Using '[' square bracket as a function for lapply in R
I've seen the function lapply
used in R to extract elements from matrices that exist in a list of matrices.
E.g. I have a list of 3 (2x2) matrices, and I want to extract element [1,2] from each of those 3 matrices.
The code: list1 = lapply(mylist, '[', 1,2)
works just fine. It returns a list with those 3 elements.
I am trying to research what this is exactly doing. Google hasn't helped and using ?'['
in the R help isn't too explanatory. I don't see how '['
is a function in R, so the code is not intuitive.
The square brackets are in fact a function whose first argument is the object being subsetted. Subsequent arguments are the index to that subset.
# For example, if M is a matrix
M[1, 2] # extracts the element at row 1, col 2
# is the same as
`[`(M, 1, 2)
# Try them!
Now, Have a look at the arguments to lapply
:
args(lapply)
# function (X, FUN, ...)
Everything represented in those dots gets passed on to the function FUN
as arguments.
Thus, when FUN="["
, the first argument to "["
is the current element of the list (being iterated over), ie, the object being subsetted. While the subsequent arguments are the indexes to "["
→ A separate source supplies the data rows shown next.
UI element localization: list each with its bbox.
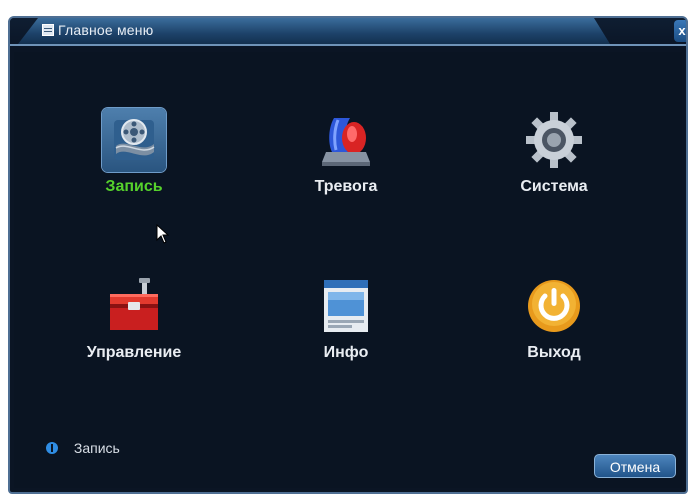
status-text: Запись	[73, 440, 120, 456]
window-title: Главное меню	[58, 22, 154, 38]
menu-item-management[interactable]: Управление	[64, 274, 204, 362]
title-divider	[10, 44, 686, 46]
main-menu-window: Главное меню x Запись Тревога Система Уп…	[8, 16, 688, 494]
alarm-siren-icon	[314, 108, 378, 172]
status-line: Запись	[46, 440, 120, 456]
menu-item-label: Тревога	[314, 178, 378, 195]
info-icon	[46, 442, 58, 454]
title-bar: Главное меню x	[10, 18, 686, 48]
toolbox-icon	[102, 274, 166, 338]
power-icon	[522, 274, 586, 338]
menu-panel: Запись Тревога Система Управление Инфо В…	[14, 52, 682, 488]
menu-item-exit[interactable]: Выход	[484, 274, 624, 362]
menu-item-label: Запись	[105, 178, 163, 195]
cancel-button[interactable]: Отмена	[594, 454, 676, 478]
record-film-icon	[102, 108, 166, 172]
menu-item-alarm[interactable]: Тревога	[276, 108, 416, 196]
menu-list-icon	[42, 24, 54, 36]
menu-item-info[interactable]: Инфо	[276, 274, 416, 362]
menu-item-system[interactable]: Система	[484, 108, 624, 196]
menu-item-label: Управление	[86, 344, 182, 361]
menu-item-record[interactable]: Запись	[64, 108, 204, 196]
menu-item-label: Выход	[527, 344, 581, 361]
close-button[interactable]: x	[674, 20, 686, 42]
menu-item-label: Система	[520, 178, 588, 195]
menu-item-label: Инфо	[323, 344, 369, 361]
gear-icon	[522, 108, 586, 172]
info-window-icon	[314, 274, 378, 338]
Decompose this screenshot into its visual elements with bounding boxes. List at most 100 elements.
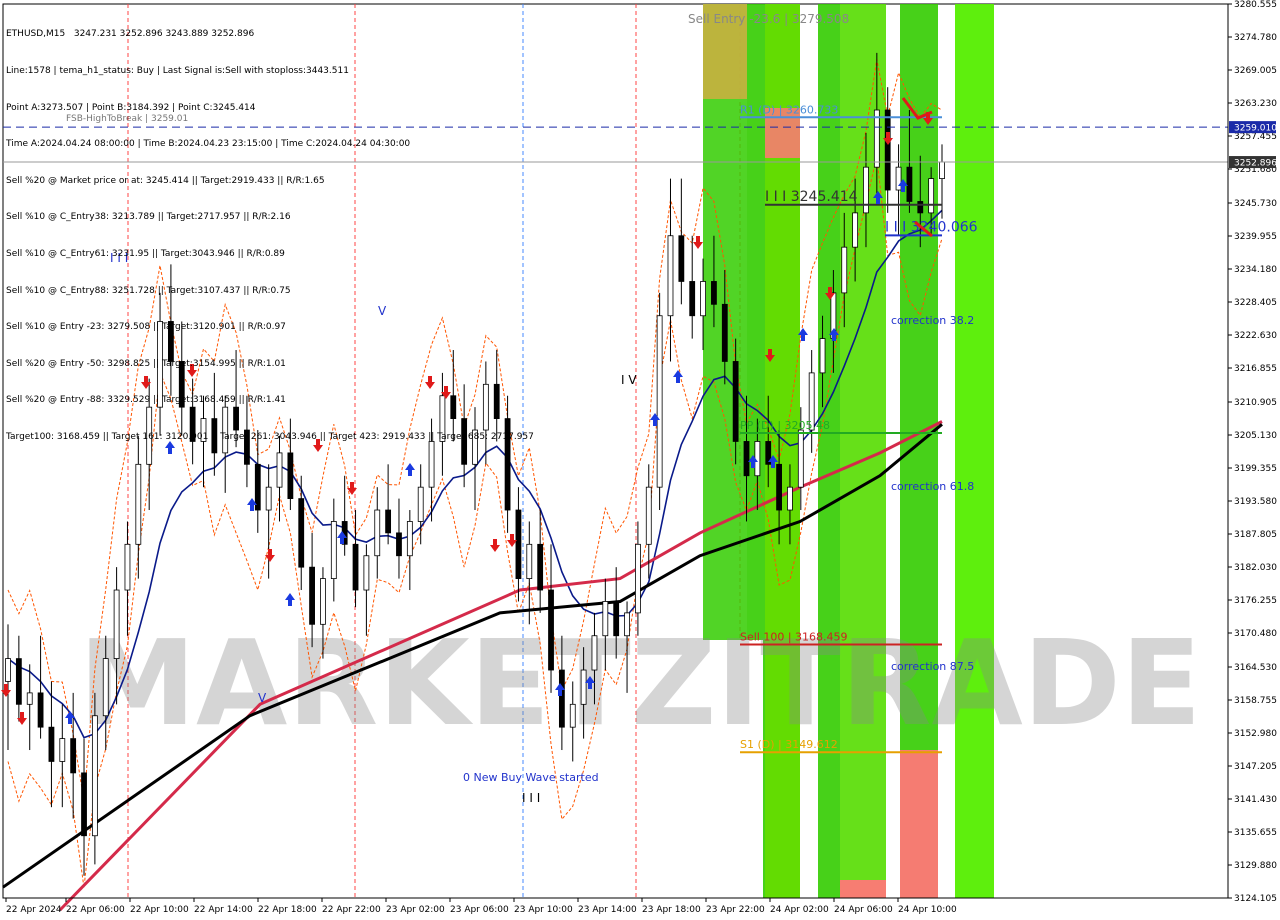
level-label: Sell 100 | 3168.459: [740, 631, 848, 644]
candle-body: [406, 521, 413, 557]
candle-body: [591, 635, 598, 671]
candle-body: [385, 509, 392, 534]
candle-body: [5, 658, 11, 682]
price-tick-label: 3239.955: [1234, 232, 1277, 242]
candle-body: [37, 692, 44, 728]
price-tick-label: 3152.980: [1234, 729, 1277, 739]
candle-body: [265, 486, 272, 511]
price-tick-label: 3245.730: [1234, 199, 1277, 209]
candle-body: [732, 361, 739, 442]
candle-body: [515, 509, 522, 579]
level-label: PP (D) | 3205.48: [740, 419, 830, 432]
candle-body: [254, 463, 261, 511]
candle-body: [15, 658, 22, 705]
watermark-text: MARKETZITRADE: [79, 614, 1202, 752]
info-line: ETHUSD,M15 3247.231 3252.896 3243.889 32…: [6, 29, 255, 40]
time-tick-label: 23 Apr 18:00: [642, 905, 701, 915]
candle-body: [48, 726, 55, 762]
time-tick-label: 24 Apr 02:00: [770, 905, 829, 915]
info-line: Sell %20 @ Entry -88: 3329.529 || Target…: [6, 395, 286, 406]
price-tick-label: 3129.880: [1234, 861, 1277, 871]
candle-body: [81, 772, 87, 837]
price-tick-label: 3170.480: [1234, 629, 1277, 639]
candle-body: [298, 498, 305, 568]
candle-body: [558, 669, 565, 728]
candle-body: [939, 161, 945, 179]
candle-body: [645, 486, 652, 545]
candle-body: [320, 578, 326, 625]
price-tick-label: 3222.630: [1234, 331, 1277, 341]
price-tick-label: 3124.105: [1234, 894, 1277, 904]
time-tick-label: 22 Apr 14:00: [194, 905, 253, 915]
price-tick-label: 3193.580: [1234, 497, 1277, 507]
candle-body: [624, 612, 630, 637]
price-tick-label: 3141.430: [1234, 795, 1277, 805]
fsb-price-tag: 3259.010: [1234, 124, 1277, 134]
price-tick-label: 3205.130: [1234, 431, 1277, 441]
info-line: Sell %10 @ C_Entry38: 3213.789 || Target…: [6, 212, 291, 223]
info-line: Time A:2024.04.24 08:00:00 | Time B:2024…: [6, 139, 411, 150]
info-line: Target100: 3168.459 || Target 161: 3120.…: [6, 431, 534, 442]
candle-body: [863, 166, 869, 214]
candle-body: [113, 589, 120, 659]
current-price-tag: 3252.896: [1234, 159, 1277, 169]
candle-body: [873, 109, 880, 168]
price-tick-label: 3158.755: [1234, 696, 1277, 706]
candle-body: [613, 601, 620, 637]
candle-body: [841, 246, 848, 294]
annotation-label: correction 38.2: [891, 314, 974, 327]
price-tick-label: 3228.405: [1234, 298, 1277, 308]
info-line: Sell %10 @ C_Entry61: 3231.95 || Target:…: [6, 248, 285, 259]
candle-body: [70, 738, 77, 774]
level-label: R1 (D) | 3260.733: [740, 103, 838, 116]
wave-marker: I V: [621, 373, 637, 387]
info-line: Sell %20 @ Market price or at: 3245.414 …: [6, 175, 325, 186]
candle-body: [417, 486, 424, 522]
fsb-overlay-text: FSB-HighToBreak | 3259.01: [66, 114, 189, 124]
price-tick-label: 3176.255: [1234, 596, 1277, 606]
candle-body: [537, 543, 544, 591]
time-tick-label: 22 Apr 10:00: [130, 905, 189, 915]
price-tick-label: 3135.655: [1234, 828, 1277, 838]
candle-body: [895, 166, 902, 191]
candle-body: [602, 601, 609, 637]
price-tick-label: 3263.230: [1234, 99, 1277, 109]
candle-body: [743, 441, 750, 477]
annotation-label: 0 New Buy Wave started: [463, 771, 599, 784]
candle-body: [667, 235, 674, 317]
signal-zone: [955, 4, 994, 898]
signal-zone: [818, 4, 840, 898]
candle-body: [352, 543, 359, 591]
candle-body: [580, 669, 587, 705]
candle-body: [917, 201, 924, 214]
info-line: Point A:3273.507 | Point B:3184.392 | Po…: [6, 102, 256, 113]
level-label: I I I 3245.414: [765, 189, 858, 205]
info-line: Line:1578 | tema_h1_status: Buy | Last S…: [6, 66, 349, 76]
candle-body: [700, 281, 706, 317]
time-tick-label: 22 Apr 06:00: [66, 905, 125, 915]
wave-marker: I I I: [522, 791, 540, 805]
candle-body: [787, 486, 793, 511]
level-label: I I I 3240.066: [885, 219, 978, 235]
price-tick-label: 3199.355: [1234, 464, 1277, 474]
candle-body: [396, 532, 402, 557]
bear-zone: [840, 880, 886, 898]
price-tick-label: 3164.530: [1234, 663, 1277, 673]
candle-body: [689, 281, 696, 317]
candle-body: [797, 429, 804, 488]
candle-body: [884, 109, 891, 191]
candle-body: [906, 166, 913, 202]
annotation-label: Sell Entry -23.6 | 3279.508: [688, 12, 849, 26]
candle-body: [754, 441, 761, 477]
candle-body: [363, 555, 370, 591]
time-tick-label: 23 Apr 06:00: [450, 905, 509, 915]
time-tick-label: 23 Apr 22:00: [706, 905, 765, 915]
candle-body: [26, 692, 33, 705]
candle-body: [59, 738, 66, 762]
candle-body: [102, 658, 109, 717]
candle-body: [548, 589, 554, 671]
price-tick-label: 3216.855: [1234, 364, 1277, 374]
info-line: Sell %20 @ Entry -50: 3298.825 || Target…: [6, 358, 286, 369]
time-tick-label: 24 Apr 10:00: [898, 905, 957, 915]
price-tick-label: 3210.905: [1234, 398, 1277, 408]
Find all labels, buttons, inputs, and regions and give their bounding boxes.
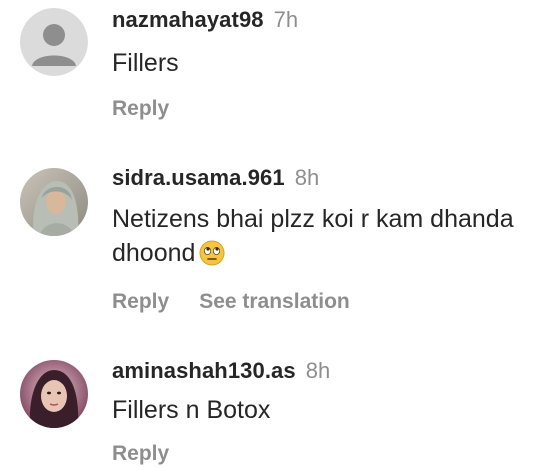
comment-body: sidra.usama.961 8h Netizens bhai plzz koi… — [112, 164, 548, 315]
reply-button[interactable]: Reply — [112, 442, 169, 465]
comment-text: Netizens bhai plzz koi r kam dhanda dhoo… — [112, 202, 548, 275]
timestamp: 8h — [294, 165, 320, 190]
comment-text-content: Fillers n Botox — [112, 396, 271, 424]
comment-actions: Reply See translation — [112, 289, 548, 315]
reply-button[interactable]: Reply — [112, 290, 169, 313]
comment-actions: Reply — [112, 441, 548, 467]
comment-meta: sidra.usama.961 8h — [112, 164, 548, 192]
eye-roll-emoji-icon — [199, 240, 225, 275]
comment-meta: nazmahayat98 7h — [112, 6, 548, 34]
timestamp: 8h — [305, 358, 331, 383]
comment-text: Fillers — [112, 46, 548, 80]
comment-body: aminashah130.as 8h Fillers n Botox Reply — [112, 357, 548, 467]
comment-meta: aminashah130.as 8h — [112, 357, 548, 385]
timestamp: 7h — [273, 7, 299, 32]
user-photo-hijab — [20, 168, 88, 236]
comment-body: nazmahayat98 7h Fillers Reply — [112, 6, 548, 122]
default-avatar-icon — [20, 8, 88, 76]
see-translation-button[interactable]: See translation — [199, 290, 350, 313]
comment-text-content: Netizens bhai plzz koi r kam dhanda dhoo… — [112, 205, 514, 267]
avatar[interactable] — [20, 168, 88, 236]
comment-actions: Reply — [112, 96, 548, 122]
avatar[interactable] — [20, 360, 88, 428]
user-photo-portrait — [20, 360, 88, 428]
reply-button[interactable]: Reply — [112, 97, 169, 120]
comment-text-content: Fillers — [112, 49, 179, 77]
username[interactable]: nazmahayat98 — [112, 7, 264, 32]
username[interactable]: aminashah130.as — [112, 358, 296, 383]
username[interactable]: sidra.usama.961 — [112, 165, 285, 190]
avatar[interactable] — [20, 8, 88, 76]
comment-text: Fillers n Botox — [112, 393, 548, 427]
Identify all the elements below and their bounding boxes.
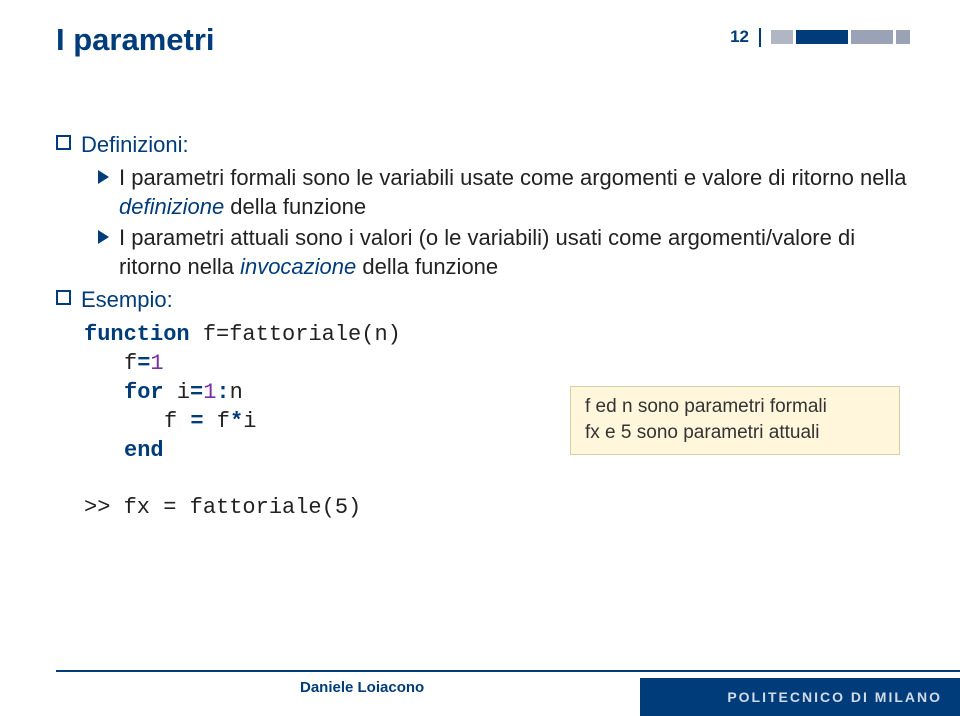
text-span: della funzione [224,194,366,219]
header-decor [771,30,910,44]
page-indicator: 12 [730,28,910,47]
footer-divider [56,670,960,672]
emphasis: definizione [119,194,224,219]
code-text: f=fattoriale(n) [190,322,401,347]
number: 1 [150,351,163,376]
sub-bullet-attuali: I parametri attuali sono i valori (o le … [98,223,910,281]
decor-block [851,30,893,44]
bullet-definizioni: Definizioni: [56,130,910,159]
emphasis: invocazione [240,254,356,279]
page-number: 12 [730,28,761,47]
code-text: i [243,409,256,434]
triangle-icon [98,230,109,244]
code-text: n [230,380,243,405]
operator: = [190,409,203,434]
note-box: f ed n sono parametri formali fx e 5 son… [570,386,900,455]
header: I parametri 12 [56,22,910,58]
code-text: f [164,409,190,434]
bullet-esempio: Esempio: [56,285,910,314]
footer-author: Daniele Loiacono [300,679,424,696]
operator: = [190,380,203,405]
slide: I parametri 12 Definizioni: I parametri … [0,0,960,716]
bullet-square-icon [56,290,71,305]
decor-block [796,30,848,44]
code-block: function f=fattoriale(n) f=1 for i=1:n f… [84,320,910,465]
sub-bullet-formali: I parametri formali sono le variabili us… [98,163,910,221]
footer: Daniele Loiacono POLITECNICO DI MILANO [0,670,960,716]
code-text: i [164,380,190,405]
decor-block [771,30,793,44]
code-line: function f=fattoriale(n) [84,320,910,349]
text-span: I parametri formali sono le variabili us… [119,165,906,190]
footer-brand: POLITECNICO DI MILANO [640,678,960,716]
operator: = [137,351,150,376]
operator: : [216,380,229,405]
note-line: f ed n sono parametri formali [585,394,885,420]
number: 1 [203,380,216,405]
keyword: for [124,380,164,405]
operator: * [230,409,243,434]
content: Definizioni: I parametri formali sono le… [56,130,910,522]
text-span: della funzione [356,254,498,279]
code-line: f=1 [84,349,910,378]
decor-block [896,30,910,44]
keyword: end [124,438,164,463]
bullet-square-icon [56,135,71,150]
sub-bullet-text: I parametri formali sono le variabili us… [119,163,910,221]
command-line: >> fx = fattoriale(5) [84,493,910,522]
code-text: f [204,409,230,434]
slide-title: I parametri [56,22,215,58]
bullet-label: Definizioni: [81,130,189,159]
keyword: function [84,322,190,347]
triangle-icon [98,170,109,184]
bullet-label: Esempio: [81,285,173,314]
sub-bullet-text: I parametri attuali sono i valori (o le … [119,223,910,281]
note-line: fx e 5 sono parametri attuali [585,420,885,446]
code-text: f [124,351,137,376]
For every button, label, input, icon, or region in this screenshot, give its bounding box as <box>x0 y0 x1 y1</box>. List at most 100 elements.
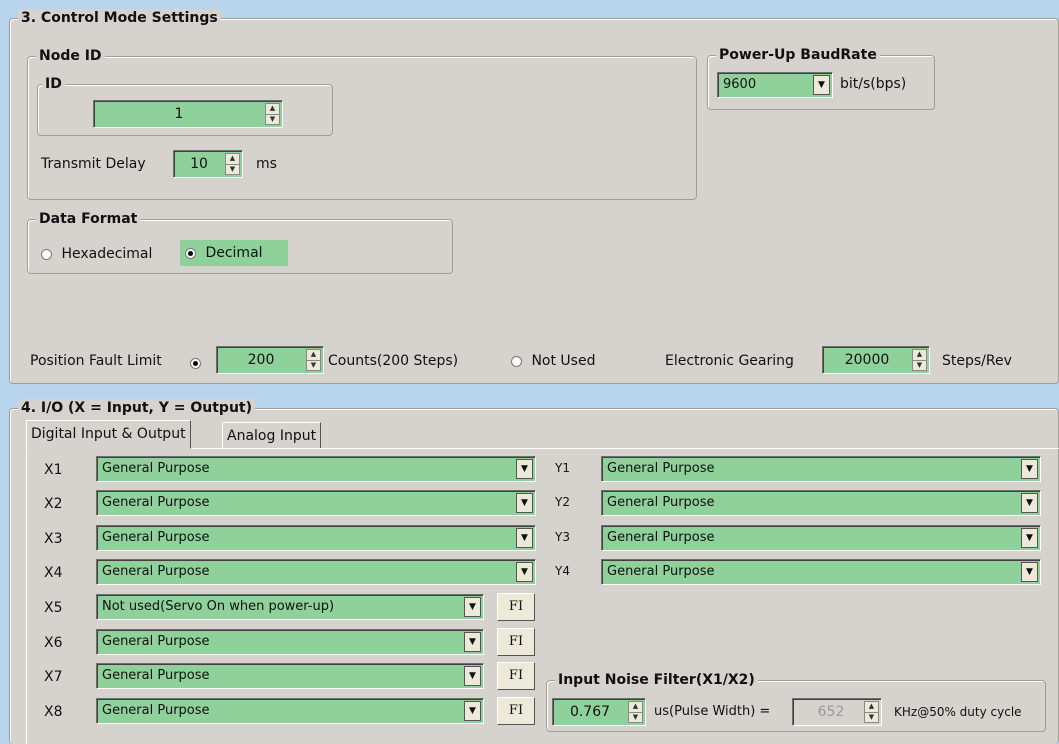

Operators in R are just functions.
These are equivalent:
> x <- list(a=1,b=2)
> x[1]
$a
[1] 1
> `[`(x,1)
$a
[1] 1
The backticks are necessary only to prevent interpretation by the parser (e.g. to tell it it's a function name not to start interpreting the [
prematurely).
Being a function, it follows the same object-oriented rules (in this case, S3) as everything else.
> methods(`[`)
[1] [.acf* [.arrow* [.AsIs [.bibentry* [.cluster* [.data.frame [.data.table*
[8] [.Date [.difftime [.envlist* [.factor [.formula* [.fractions* [.getAnywhere*
[15] [.gList* [.gpar* [.gtable* [.hexmode [.idf* [.indexed* [.insensitive*
[22] [.ITime* [.listof [.noquote [.numeric_version [.octmode [.pdf_doc* [.person*
[29] [.POSIXct [.POSIXlt [.quoted* [.raster* [.roman* [.shingle* [.simple.list
[36] [.split* [.terms* [.trellis* [.ts* [.tskernel* [.uneval* [.unit*
[43] [.unit.arithmetic* [.unit.list* [.vpPath*
Non-visible functions are asterisked
+
, =
, etc. and other operators all work this way as well.